184.4 The gentrification of sensibilities: Politics and aesthetics in a NYC changing neighborhood

Wednesday, August 1, 2012: 3:15 PM
Faculty of Economics, TBA
Oral Presentation
Lidia K.C. MANZO , The City University of New York, NY
Park Slope’s historic character accounts for a strong measure of its lasting appeal. Replete with row houses and brownstones, the neighborhood is distinguished for being the largest landmark district in Brooklyn, and enjoys quiet, tree-lined streets with wide architectural variety. Progressive yuppies and establishment lesbians have long ruled the classy section of the Slope, in particular the “name” streets between 7th Ave and Prospect Park. These days the action is happening all along 5th Ave. and in the so-called “South End” of the Slope, where young people are fleeing Manhattan rents and setting up shop along the F train. Fifth Ave. rivals Williamsburg as the hottest section of Brooklyn, with great spots like rock club Southpaw and incredible restaurants like Al di La and Cucina. With its obvious local charm and intimate feel, this close-knit neighborhood has become an enclave for families and is rich in resources for children of all ages. 

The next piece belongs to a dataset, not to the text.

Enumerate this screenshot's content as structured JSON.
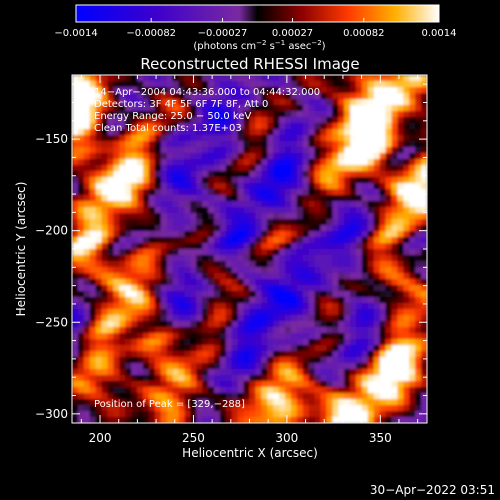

Given this background, this paper aims to address the issue of neighborhood changes and renewal through a specific interpretation key: the nature of the gentrification aesthetics in relation to economic and cultural capital. The interrelations between taste and design sensibilities in a gentrifying neighborhood “has always been symptomatic of a new middle class that is so aesthetically self-reflexive” (Bridge G. 2005:117).

I will examine how the very nature of gentrification practices, in these accounts, remains irredeemably bourgeois both in the structure and sensibilities (codes of legitimacy, eating out at restaurants and other aesthetics displays of cultured consumption in housing and leisure). Most importantly, this case demonstrates that discourses about aesthetics in gentrifying neighborhoods are related to forms of re-presentation and perception, which are essentially political.